LONGMONT, Colo. — When the coronavirus pandemic shuttered his two Boulder restaurants in early spring, trailblazing “chef farmer” Eric Skokan reinvented his farm-to-table business to keep most employees on payroll. He offered takeout, opened a year-round farm stand and refurbished a vintage ice cream truck to deliver made-to-order meals. Neither of his restaurants had enough room for outdoor dining, so he turned to his 425-acre farm and erected umbrellas over wooden tables on a dahlia-and-strawberry-covered hillside.
When a summer thunderstorm sent the umbrellas careening over the fence into the buffalo paddock next door, Skokan hired workers to help construct eight cabanas out of decades-old tempered glass from former carnation greenhouses. His new strategy seemed to be succeeding. Every Monday morning, patrons would snap up a week’s worth of dinner reservations at the unique rural retreat.
Then, on July 24, as Skokan prepared a cabana for guests, a speeding dump truck lost control on the tight curve of Nelson Road that borders the property, swerved into the oncoming lane and hit a car.

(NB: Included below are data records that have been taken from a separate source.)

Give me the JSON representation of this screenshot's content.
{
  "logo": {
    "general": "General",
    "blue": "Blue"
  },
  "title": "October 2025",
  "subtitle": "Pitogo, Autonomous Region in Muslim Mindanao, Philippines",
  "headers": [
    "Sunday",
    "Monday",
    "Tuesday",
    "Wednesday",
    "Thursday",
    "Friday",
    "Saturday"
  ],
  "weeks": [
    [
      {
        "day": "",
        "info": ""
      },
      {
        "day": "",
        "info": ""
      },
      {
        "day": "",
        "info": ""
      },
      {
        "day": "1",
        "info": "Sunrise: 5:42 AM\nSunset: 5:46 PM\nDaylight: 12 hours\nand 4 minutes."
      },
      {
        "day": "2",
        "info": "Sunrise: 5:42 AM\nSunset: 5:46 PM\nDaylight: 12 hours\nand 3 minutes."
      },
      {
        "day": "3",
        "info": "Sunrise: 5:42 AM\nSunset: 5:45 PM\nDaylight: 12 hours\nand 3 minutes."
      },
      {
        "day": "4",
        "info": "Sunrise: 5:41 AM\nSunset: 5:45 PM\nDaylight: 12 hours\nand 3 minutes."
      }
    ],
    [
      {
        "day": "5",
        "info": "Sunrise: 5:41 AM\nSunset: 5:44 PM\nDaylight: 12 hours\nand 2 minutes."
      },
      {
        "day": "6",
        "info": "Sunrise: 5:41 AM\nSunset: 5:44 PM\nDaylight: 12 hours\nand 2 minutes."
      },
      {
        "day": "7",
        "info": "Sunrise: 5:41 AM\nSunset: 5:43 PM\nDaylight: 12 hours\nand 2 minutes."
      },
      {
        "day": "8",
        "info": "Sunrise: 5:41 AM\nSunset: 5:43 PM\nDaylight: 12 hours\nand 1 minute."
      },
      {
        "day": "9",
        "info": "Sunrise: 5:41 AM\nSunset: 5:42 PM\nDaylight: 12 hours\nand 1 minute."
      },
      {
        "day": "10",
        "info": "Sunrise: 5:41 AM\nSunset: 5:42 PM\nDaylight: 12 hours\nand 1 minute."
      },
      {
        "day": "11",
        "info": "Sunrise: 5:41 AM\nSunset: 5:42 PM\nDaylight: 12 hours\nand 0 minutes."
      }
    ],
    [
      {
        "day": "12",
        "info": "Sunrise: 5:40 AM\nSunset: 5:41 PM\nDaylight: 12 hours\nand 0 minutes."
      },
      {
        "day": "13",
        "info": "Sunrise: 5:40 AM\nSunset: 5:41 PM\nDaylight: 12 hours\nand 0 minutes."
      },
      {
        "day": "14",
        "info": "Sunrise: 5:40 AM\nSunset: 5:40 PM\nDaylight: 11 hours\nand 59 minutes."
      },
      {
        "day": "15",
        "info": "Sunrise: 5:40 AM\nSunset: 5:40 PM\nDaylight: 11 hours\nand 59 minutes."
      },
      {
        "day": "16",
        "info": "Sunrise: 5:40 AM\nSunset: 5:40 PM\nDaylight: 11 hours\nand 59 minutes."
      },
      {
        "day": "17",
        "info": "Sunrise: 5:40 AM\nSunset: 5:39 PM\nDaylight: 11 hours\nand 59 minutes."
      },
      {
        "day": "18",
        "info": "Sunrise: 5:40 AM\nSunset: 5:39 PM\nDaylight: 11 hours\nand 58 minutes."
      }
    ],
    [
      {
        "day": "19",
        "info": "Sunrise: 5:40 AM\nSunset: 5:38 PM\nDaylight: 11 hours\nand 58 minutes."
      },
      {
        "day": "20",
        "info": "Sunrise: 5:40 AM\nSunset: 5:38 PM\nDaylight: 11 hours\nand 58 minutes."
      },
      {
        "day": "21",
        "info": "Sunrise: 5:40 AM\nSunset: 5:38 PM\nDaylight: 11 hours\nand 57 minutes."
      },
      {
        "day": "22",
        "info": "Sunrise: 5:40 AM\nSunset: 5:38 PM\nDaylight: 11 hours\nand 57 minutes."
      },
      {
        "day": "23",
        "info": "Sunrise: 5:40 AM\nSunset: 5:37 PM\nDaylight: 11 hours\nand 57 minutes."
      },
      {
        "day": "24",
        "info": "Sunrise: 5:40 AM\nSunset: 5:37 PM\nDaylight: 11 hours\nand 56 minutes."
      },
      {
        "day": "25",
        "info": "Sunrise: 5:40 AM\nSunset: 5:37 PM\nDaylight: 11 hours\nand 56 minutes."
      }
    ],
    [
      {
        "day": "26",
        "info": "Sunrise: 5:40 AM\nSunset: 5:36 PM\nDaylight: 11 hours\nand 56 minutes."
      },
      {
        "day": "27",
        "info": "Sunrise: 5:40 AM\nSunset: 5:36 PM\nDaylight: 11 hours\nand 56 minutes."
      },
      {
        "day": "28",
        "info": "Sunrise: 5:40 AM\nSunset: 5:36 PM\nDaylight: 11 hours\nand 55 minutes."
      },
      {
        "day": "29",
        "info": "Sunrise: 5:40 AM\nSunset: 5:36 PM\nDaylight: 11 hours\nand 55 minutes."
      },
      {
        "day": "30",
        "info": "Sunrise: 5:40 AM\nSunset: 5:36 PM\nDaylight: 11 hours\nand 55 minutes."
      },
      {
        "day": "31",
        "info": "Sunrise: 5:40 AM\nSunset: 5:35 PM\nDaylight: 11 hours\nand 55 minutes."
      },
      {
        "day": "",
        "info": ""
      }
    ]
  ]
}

Two of his sons, Kelsey and Ian, were in the convertible. “Death and grief open up a black hole, and you feel yourself falling into it,” Skokan said in early February, pausing to take a deep breath. “My phone exploded with condolences — lots of hands reached out and pulled Jill and I out of that hole and helped create a space to heal.”
Their recovery is indeed a story of shared anguish. Yet the collective action that followed not only supported a grieving family but sustained a treasured part of the community. And it’s not finished.